Po lokalsach z TTT na scenę weszli Czesi z Los Perdidos (po czesku "Ztracenci"). Wcześniej nazywali się Rozdílné podoby i śpiewali po czesku, jednak kiedy w Meksyku indiańscy rebelianci zaczęli walczyć o swoje prawa, postanowili zmienić nazwę oraz śpiewać po hiszpańsku (śpiewanie po czesku wydawało im się smutne i mroczne), co zdecydowanie wyróżnia ich spośród kapel zza naszej południowej granicy. Od tamtego czasu swoją muzykę określają mianem "chiapas punk". Chiapas, od nazwy stanu w południowym Meksyku, gdzie od 1994 r. działa rebeliancka Zapatystowska Armia Wyzwolenia Narodowego. Ich muzyka, mimo określenia "punk", to mieszanina różnych stylów - oprócz punk rocka i muzyki latynoskiej, także ska, reggae (nawet tego heavy) i rocka. Najprościej byłoby napisać, że grają wypadkową muzyki Ska-P, Manu Chao i... no właśnie, sam nie wiem czego jeszcze.

Los Perdidos to kwintet, w skład którego wchodzą perkusista Stráťa, basista Šefča, gitarzyści Madruga i  Segafredo oraz wokalista Padre. Do tej pory dorobili się 2 albumów, "Somos Los Perdidos" z 2009 r. i "Poco Dinero" z 2011 r. (a także kilka nieoficjalnych wydawnictw). Mający greckie korzenie Padre, kilka lat mieszkał w hiszpańskiej Andaluzji, później dołączył do niego także Madruga. Żeby dopełnić ich umiędzynarodowienie warto dodać, że basista regularnie jeździ do Chin. 

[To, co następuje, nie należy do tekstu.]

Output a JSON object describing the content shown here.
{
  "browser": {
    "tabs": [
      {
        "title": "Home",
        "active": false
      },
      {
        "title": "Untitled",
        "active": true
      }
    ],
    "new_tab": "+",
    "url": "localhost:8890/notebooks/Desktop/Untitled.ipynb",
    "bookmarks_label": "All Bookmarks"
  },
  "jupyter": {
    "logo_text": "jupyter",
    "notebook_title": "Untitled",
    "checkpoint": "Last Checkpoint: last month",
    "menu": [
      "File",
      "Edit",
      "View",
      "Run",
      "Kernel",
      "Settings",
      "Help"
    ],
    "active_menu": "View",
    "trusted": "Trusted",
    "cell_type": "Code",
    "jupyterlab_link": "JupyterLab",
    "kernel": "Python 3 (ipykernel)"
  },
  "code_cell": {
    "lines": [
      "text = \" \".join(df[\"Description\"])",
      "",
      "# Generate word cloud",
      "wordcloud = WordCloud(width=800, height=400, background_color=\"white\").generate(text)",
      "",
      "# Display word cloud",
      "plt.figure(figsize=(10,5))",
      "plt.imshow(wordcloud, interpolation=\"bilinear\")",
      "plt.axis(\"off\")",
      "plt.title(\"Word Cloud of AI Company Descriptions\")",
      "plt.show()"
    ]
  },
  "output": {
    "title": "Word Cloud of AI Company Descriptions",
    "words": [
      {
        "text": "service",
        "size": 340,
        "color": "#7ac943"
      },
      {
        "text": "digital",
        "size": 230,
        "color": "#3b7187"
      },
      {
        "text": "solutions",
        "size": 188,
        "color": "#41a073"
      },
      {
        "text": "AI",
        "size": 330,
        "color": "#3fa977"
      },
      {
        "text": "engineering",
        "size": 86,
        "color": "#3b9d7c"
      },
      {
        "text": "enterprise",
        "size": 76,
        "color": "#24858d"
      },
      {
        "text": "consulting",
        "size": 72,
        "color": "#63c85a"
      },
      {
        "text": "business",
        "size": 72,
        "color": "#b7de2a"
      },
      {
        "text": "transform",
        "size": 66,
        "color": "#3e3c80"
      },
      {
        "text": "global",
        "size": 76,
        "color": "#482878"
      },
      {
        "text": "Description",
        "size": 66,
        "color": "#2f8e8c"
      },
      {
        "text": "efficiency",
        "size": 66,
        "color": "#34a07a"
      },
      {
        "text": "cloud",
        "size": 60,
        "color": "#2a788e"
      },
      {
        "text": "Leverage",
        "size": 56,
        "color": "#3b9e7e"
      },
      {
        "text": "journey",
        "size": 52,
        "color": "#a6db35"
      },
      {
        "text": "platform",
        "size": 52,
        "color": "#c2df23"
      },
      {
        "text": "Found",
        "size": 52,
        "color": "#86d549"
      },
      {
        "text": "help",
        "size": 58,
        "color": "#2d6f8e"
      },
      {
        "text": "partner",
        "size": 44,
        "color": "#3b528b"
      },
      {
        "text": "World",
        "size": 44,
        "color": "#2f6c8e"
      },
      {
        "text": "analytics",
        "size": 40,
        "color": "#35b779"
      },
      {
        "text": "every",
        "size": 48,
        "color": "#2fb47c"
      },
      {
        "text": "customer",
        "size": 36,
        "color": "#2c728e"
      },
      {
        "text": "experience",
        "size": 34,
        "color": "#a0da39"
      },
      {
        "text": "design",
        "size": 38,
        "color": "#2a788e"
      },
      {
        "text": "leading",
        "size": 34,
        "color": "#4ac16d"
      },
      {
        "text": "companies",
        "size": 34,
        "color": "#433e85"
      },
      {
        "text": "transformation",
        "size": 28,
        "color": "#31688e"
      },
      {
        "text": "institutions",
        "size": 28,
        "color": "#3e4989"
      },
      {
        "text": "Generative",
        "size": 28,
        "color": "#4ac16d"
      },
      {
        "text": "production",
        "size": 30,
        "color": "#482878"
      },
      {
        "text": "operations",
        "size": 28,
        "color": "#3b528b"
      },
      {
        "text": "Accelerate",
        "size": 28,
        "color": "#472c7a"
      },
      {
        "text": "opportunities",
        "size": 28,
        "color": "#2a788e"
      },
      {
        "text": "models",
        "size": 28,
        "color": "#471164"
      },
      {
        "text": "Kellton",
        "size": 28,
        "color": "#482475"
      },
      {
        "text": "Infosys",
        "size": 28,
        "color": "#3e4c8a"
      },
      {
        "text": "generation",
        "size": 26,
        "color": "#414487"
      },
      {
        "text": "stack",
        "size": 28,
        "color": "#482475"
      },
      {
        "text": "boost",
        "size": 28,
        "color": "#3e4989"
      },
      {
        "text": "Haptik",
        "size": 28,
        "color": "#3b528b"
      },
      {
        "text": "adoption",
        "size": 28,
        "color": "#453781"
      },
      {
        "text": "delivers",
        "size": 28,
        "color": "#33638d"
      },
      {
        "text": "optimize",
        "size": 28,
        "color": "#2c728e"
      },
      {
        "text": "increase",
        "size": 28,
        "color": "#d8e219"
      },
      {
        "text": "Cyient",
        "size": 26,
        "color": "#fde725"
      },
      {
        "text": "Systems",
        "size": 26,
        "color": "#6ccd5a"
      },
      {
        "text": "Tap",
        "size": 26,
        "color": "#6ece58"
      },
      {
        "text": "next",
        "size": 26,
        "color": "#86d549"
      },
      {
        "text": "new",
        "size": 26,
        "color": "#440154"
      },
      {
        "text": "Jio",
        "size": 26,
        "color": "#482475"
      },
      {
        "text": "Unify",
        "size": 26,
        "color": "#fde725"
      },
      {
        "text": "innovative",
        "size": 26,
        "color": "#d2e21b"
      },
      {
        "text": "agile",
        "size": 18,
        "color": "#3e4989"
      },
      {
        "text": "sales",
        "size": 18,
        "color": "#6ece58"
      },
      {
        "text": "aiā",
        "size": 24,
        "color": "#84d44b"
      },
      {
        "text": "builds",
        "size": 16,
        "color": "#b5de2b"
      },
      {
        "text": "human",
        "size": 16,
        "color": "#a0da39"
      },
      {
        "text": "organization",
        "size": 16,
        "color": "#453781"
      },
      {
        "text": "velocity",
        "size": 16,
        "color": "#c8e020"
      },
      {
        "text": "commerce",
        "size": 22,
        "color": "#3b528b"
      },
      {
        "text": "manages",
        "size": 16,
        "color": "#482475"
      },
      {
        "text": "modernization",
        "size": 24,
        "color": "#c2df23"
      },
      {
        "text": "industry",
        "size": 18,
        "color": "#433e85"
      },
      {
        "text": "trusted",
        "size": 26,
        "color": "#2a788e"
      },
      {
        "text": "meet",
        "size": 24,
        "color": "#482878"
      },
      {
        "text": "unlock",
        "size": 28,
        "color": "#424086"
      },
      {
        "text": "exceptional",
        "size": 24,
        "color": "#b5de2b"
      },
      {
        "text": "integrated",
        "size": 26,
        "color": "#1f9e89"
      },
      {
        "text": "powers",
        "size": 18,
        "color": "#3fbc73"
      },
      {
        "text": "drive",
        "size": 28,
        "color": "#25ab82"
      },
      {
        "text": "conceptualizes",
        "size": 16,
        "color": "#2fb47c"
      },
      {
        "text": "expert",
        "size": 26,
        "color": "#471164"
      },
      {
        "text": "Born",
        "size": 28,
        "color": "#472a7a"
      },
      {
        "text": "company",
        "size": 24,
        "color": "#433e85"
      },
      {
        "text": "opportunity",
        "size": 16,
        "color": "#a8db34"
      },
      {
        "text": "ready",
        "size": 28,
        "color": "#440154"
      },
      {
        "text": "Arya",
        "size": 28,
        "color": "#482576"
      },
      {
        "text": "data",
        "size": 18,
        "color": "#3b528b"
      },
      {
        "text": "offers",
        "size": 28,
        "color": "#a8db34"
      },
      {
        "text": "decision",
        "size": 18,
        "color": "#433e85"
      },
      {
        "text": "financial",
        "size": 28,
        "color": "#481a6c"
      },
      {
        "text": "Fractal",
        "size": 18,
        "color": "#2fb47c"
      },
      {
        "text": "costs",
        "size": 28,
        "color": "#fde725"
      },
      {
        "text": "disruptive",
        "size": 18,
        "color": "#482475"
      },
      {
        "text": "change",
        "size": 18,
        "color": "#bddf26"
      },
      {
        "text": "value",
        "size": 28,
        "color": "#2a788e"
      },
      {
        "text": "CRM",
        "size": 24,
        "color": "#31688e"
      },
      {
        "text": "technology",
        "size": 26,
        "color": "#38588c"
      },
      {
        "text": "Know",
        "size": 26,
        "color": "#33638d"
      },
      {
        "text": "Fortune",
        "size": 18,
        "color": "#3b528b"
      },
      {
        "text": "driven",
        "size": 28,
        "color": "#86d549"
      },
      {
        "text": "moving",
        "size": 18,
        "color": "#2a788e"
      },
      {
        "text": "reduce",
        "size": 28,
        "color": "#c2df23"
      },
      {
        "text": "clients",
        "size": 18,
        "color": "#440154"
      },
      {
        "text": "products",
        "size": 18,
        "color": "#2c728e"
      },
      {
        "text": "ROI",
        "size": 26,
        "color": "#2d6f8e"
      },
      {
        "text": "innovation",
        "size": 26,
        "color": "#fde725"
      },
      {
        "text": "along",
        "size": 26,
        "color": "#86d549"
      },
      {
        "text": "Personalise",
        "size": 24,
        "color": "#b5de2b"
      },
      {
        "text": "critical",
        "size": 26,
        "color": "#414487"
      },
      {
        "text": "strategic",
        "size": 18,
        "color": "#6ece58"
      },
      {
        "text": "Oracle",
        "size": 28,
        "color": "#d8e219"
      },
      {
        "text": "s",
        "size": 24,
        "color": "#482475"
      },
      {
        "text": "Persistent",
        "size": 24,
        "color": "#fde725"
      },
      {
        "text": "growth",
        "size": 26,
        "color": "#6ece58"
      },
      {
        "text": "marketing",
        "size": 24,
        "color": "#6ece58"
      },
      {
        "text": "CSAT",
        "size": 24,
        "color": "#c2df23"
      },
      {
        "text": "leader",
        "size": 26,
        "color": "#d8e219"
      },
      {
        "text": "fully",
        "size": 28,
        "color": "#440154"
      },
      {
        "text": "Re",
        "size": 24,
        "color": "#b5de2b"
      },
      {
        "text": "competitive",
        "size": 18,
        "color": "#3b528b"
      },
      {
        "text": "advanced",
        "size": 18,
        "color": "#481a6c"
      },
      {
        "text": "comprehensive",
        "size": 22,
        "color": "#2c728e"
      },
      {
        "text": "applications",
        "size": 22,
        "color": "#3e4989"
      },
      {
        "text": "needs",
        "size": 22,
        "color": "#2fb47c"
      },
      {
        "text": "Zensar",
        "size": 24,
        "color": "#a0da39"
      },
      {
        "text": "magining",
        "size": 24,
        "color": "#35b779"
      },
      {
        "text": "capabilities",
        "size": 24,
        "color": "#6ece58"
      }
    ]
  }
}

W czasie koncertu w Chorzowie, Los Perdidos zaprezentowali - oczywiście jak już dostali piwo (mam nadzieję, że jakieś polskie), którego w pewnym momencie zaczęli się domagać - zarówno własne kompozycje, jak i covery. Wymienić można np. "Somos Los Perdidos", "La cucaracha", "Poco Dinero", "Validez de la esperanza", "¡Viva Zapata!" (chyba najlepszy kawałek na koncercie), "Bora Bora Bora" czy "Welcome to Tijuana" z repertuaru Manu Chao.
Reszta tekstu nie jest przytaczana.